You’ve been dating for a while now and suddenly a lifestyle change bites you in the butt just when you finally feel comfortable. One of you will be moving away. You’re filled with mixed emotions of happiness and sorrow, and the only question you ask yourself is, “How will our relationship work?” Long distance relationships have a reputation of being extremely scary, and they are at times, but they are also 100% manageable. These are my tips on how to make it work when you’re miles apart.
1. Don’t Emphasize The Distance
One of the worst things you can do before one of you departs on a new journey is emphasizing how far apart you two will be. Obviously that number will be in the back of your mind, but if you say it during conversation it only makes it sound worse. Don’t mention the exact number of miles or how long your journeys to visit each other will be. You know it’s going to be tough, so don’t keep rubbing it in.
I was in a relationship for 11 months when I found out my boyfriend at the time was moving away, and our distance was a 26 hour car ride. I found it easier to say where he was going for school rather than saying, “He’s going to be so far that it’ll take me over a day to drive there!”
2. Have Conversations With Your Partner About Them/You Leaving
It sounds like a no brainer, but you need to get your feelings off your chest when it comes to something as big as this. It’s normal to have doubts and be afraid to talk about it because you fear their reaction, but you’ll be kicking yourself when you’re saying it for the first time on Skype and they’re not there to hug you.
My ex and I would often talk about our fears and feelings about making a long distance relationship work, but it helped us come up with somewhat of a game plan for when he did leave. I shed a lot of tears the days leading up to our final goodbye, and a lot more after he left. It’s okay to be vulnerable and to be upset. You’re going to miss each other!
3. Have A Game Plan
Try to set a schedule for the both of you where you can coordinate a phone call or Facetime chat whenever works best for you. If one of you is working odd hours or has late classes every day, pick a weekly time that works for both you. Even if it’s for 5 minutes, it’s better than nothing.
In my own long distance situation we were both in school so we didn’t get to talk much during the day. Every night before bed we’d call each other. Some days the conversations were two hours long, others they were only two minutes. We found what worked for other people didn’t always work for us so we had to make our own “rules.”
4. Make Visits When You Can
If you have the accessibility and the time, take the jump and spend a few days together.
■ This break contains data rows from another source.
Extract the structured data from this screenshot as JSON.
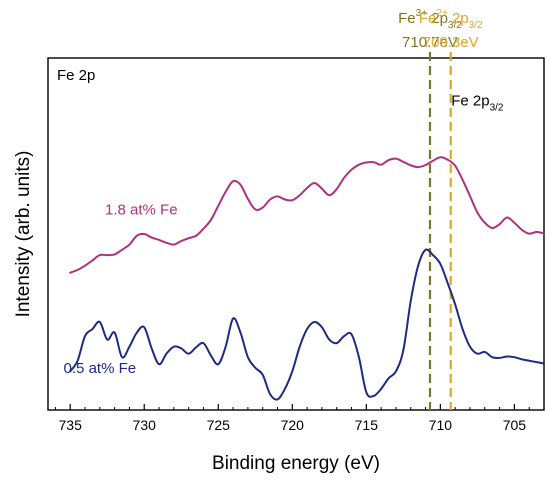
{
  "chart_data": {
    "type": "line",
    "panel_label": "Fe 2p",
    "xlabel": "Binding energy (eV)",
    "ylabel": "Intensity (arb. units)",
    "x_reversed": true,
    "xlim": [
      736.5,
      703
    ],
    "x_ticks": [
      "735",
      "730",
      "725",
      "720",
      "715",
      "710",
      "705"
    ],
    "y_ticks_shown": false,
    "ylim": [
      0,
      1
    ],
    "peak_label": {
      "main": "Fe 2p",
      "sub": "3/2",
      "anchor_x": 707.5,
      "anchor_y": 0.865
    },
    "reference_lines": [
      {
        "x": 710.7,
        "color": "#7A7A22",
        "species": "Fe",
        "charge": "3+",
        "orbital": "2p",
        "orbital_sub": "3/2",
        "energy_label": "710.7eV"
      },
      {
        "x": 709.3,
        "color": "#E2A624",
        "species": "Fe",
        "charge": "2+",
        "orbital": "2p",
        "orbital_sub": "3/2",
        "energy_label": "709.3eV"
      }
    ],
    "series": [
      {
        "name": "1.8 at% Fe",
        "color": "#B0307F",
        "label_anchor": [
          730.2,
          0.555
        ],
        "x": [
          735.0,
          734.5,
          734.0,
          733.5,
          733.0,
          732.5,
          732.0,
          731.5,
          731.0,
          730.5,
          730.0,
          729.5,
          729.0,
          728.5,
          728.0,
          727.5,
          727.0,
          726.5,
          726.0,
          725.5,
          725.0,
          724.5,
          724.0,
          723.5,
          723.0,
          722.5,
          722.0,
          721.5,
          721.0,
          720.5,
          720.0,
          719.5,
          719.0,
          718.5,
          718.0,
          717.5,
          717.0,
          716.5,
          716.0,
          715.5,
          715.0,
          714.5,
          714.0,
          713.5,
          713.0,
          712.5,
          712.0,
          711.5,
          711.0,
          710.5,
          710.0,
          709.5,
          709.0,
          708.5,
          708.0,
          707.5,
          707.0,
          706.5,
          706.0,
          705.5,
          705.0,
          704.5,
          704.0,
          703.5,
          703.0
        ],
        "y": [
          0.39,
          0.398,
          0.41,
          0.425,
          0.44,
          0.44,
          0.442,
          0.455,
          0.47,
          0.495,
          0.5,
          0.49,
          0.483,
          0.475,
          0.47,
          0.48,
          0.488,
          0.495,
          0.515,
          0.54,
          0.58,
          0.62,
          0.65,
          0.64,
          0.6,
          0.57,
          0.575,
          0.598,
          0.607,
          0.598,
          0.596,
          0.61,
          0.631,
          0.645,
          0.629,
          0.61,
          0.628,
          0.66,
          0.683,
          0.697,
          0.703,
          0.704,
          0.697,
          0.71,
          0.714,
          0.705,
          0.695,
          0.69,
          0.696,
          0.708,
          0.718,
          0.711,
          0.694,
          0.654,
          0.608,
          0.561,
          0.532,
          0.517,
          0.528,
          0.547,
          0.532,
          0.512,
          0.501,
          0.506,
          0.501
        ]
      },
      {
        "name": "0.5 at% Fe",
        "color": "#1F2A84",
        "label_anchor": [
          733.0,
          0.105
        ],
        "x": [
          735.0,
          734.5,
          734.0,
          733.5,
          733.0,
          732.5,
          732.0,
          731.5,
          731.0,
          730.5,
          730.0,
          729.5,
          729.0,
          728.5,
          728.0,
          727.5,
          727.0,
          726.5,
          726.0,
          725.5,
          725.0,
          724.5,
          724.0,
          723.5,
          723.0,
          722.5,
          722.0,
          721.5,
          721.0,
          720.5,
          720.0,
          719.5,
          719.0,
          718.5,
          718.0,
          717.5,
          717.0,
          716.5,
          716.0,
          715.5,
          715.0,
          714.5,
          714.0,
          713.5,
          713.0,
          712.5,
          712.0,
          711.5,
          711.0,
          710.5,
          710.0,
          709.5,
          709.0,
          708.5,
          708.0,
          707.5,
          707.0,
          706.5,
          706.0,
          705.5,
          705.0,
          704.5,
          704.0,
          703.5,
          703.0
        ],
        "y": [
          0.11,
          0.14,
          0.21,
          0.23,
          0.25,
          0.2,
          0.22,
          0.15,
          0.18,
          0.22,
          0.235,
          0.175,
          0.13,
          0.16,
          0.18,
          0.175,
          0.16,
          0.178,
          0.19,
          0.155,
          0.13,
          0.18,
          0.26,
          0.22,
          0.15,
          0.12,
          0.1,
          0.045,
          0.03,
          0.06,
          0.11,
          0.18,
          0.23,
          0.25,
          0.235,
          0.2,
          0.19,
          0.21,
          0.215,
          0.15,
          0.05,
          0.04,
          0.06,
          0.09,
          0.11,
          0.17,
          0.31,
          0.41,
          0.455,
          0.44,
          0.415,
          0.36,
          0.3,
          0.23,
          0.18,
          0.16,
          0.165,
          0.15,
          0.148,
          0.152,
          0.15,
          0.144,
          0.14,
          0.136,
          0.132
        ]
      }
    ]
  }
}
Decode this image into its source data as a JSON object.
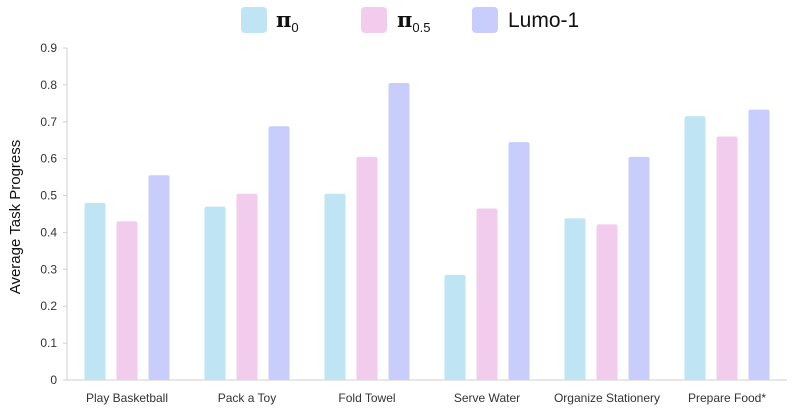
{
  "chart_data": {
    "type": "bar",
    "title": "",
    "xlabel": "",
    "ylabel": "Average Task Progress",
    "ylim": [
      0,
      0.9
    ],
    "yticks": [
      "0",
      "0.1",
      "0.2",
      "0.3",
      "0.4",
      "0.5",
      "0.6",
      "0.7",
      "0.8",
      "0.9"
    ],
    "grid": false,
    "legend_position": "top-center",
    "categories": [
      "Play Basketball",
      "Pack a Toy",
      "Fold Towel",
      "Serve Water",
      "Organize Stationery",
      "Prepare Food*"
    ],
    "series": [
      {
        "name": "π0",
        "label_main": "π",
        "label_sub": "0",
        "color": "#bfe4f3",
        "values": [
          0.48,
          0.47,
          0.505,
          0.285,
          0.438,
          0.715
        ]
      },
      {
        "name": "π0.5",
        "label_main": "π",
        "label_sub": "0.5",
        "color": "#f1ccec",
        "values": [
          0.43,
          0.505,
          0.605,
          0.465,
          0.422,
          0.66
        ]
      },
      {
        "name": "Lumo-1",
        "label_main": "Lumo-1",
        "label_sub": "",
        "color": "#c9cdfb",
        "values": [
          0.555,
          0.688,
          0.805,
          0.645,
          0.605,
          0.733
        ]
      }
    ]
  }
}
Try to make your visits not too close together or else it won’t feel nearly as special. The longer you spend apart, the better your time will be when you’re reunited.
Because we were both in school, my boyfriend and I timed it out so that we would see each other every 7 weeks or so. I flew to see him at reading week, then he came home for Christmas break six weeks later. In the second semester I flew to see him eight weeks into the semester, then he came home for his reading week. You have some of your best memories on these mini vacations, and having consistent stretches of time apart makes it easier.
5. Keep Communicating
The second you stop communicating in a relationship you’ll start noticing problems. If you and your significant other already have issues keeping in contact with each other, then distance will be extremely difficult. Sometimes we rely on physical interaction to keep our relationships going, but when you aren’t able to have that, sadly you’re going to have to rely on technology. Luckily it’s easy to keep in contact these days.
6. Trust Them
Trust is a big thing in any relationship, but obviously when you’re not always there your mind can begin to think the worse. If you already have a history of not trusting your partner, than dating through distance might not be the best for you. It’ll take a huge toll on you emotionally and will only cause bigger fights between you two.
I don’t think I could have lasted in my LDR if I didn’t trust him. I knew he wasn’t a real party boy, or one to get too close to women. He had his friends and I had mine, and we were both okay with that. Not once did we ever question each other, or even come close to it.
7. Do What Works Best For You
Moral of the story: what one couple finds helpful, may not work well for another. Every couple is different and has a unique bond that brings them together. Be open to taking suggestions, like these, but don’t be afraid to try experimenting ways to make it work better for you!
There’s no handbook on the perfect way to tackle dating long distance, there will be fights, moments of weakness where you just need to hear their voice, funny stories you have to share the second you speak, and moments where you cry alone in your room just because you miss their physical presence. I went through an entire school year of it, but my relationship lasted just fine! We did break up eventually, but it was not about the distance between us physically, it was due to other reasons, but we beat the odds together.
When both parties are willing to stay committed to each other and remain faithful, there is no reason why your relationship shouldn’t work. If you love the person, you will keep that flame going without a doubt.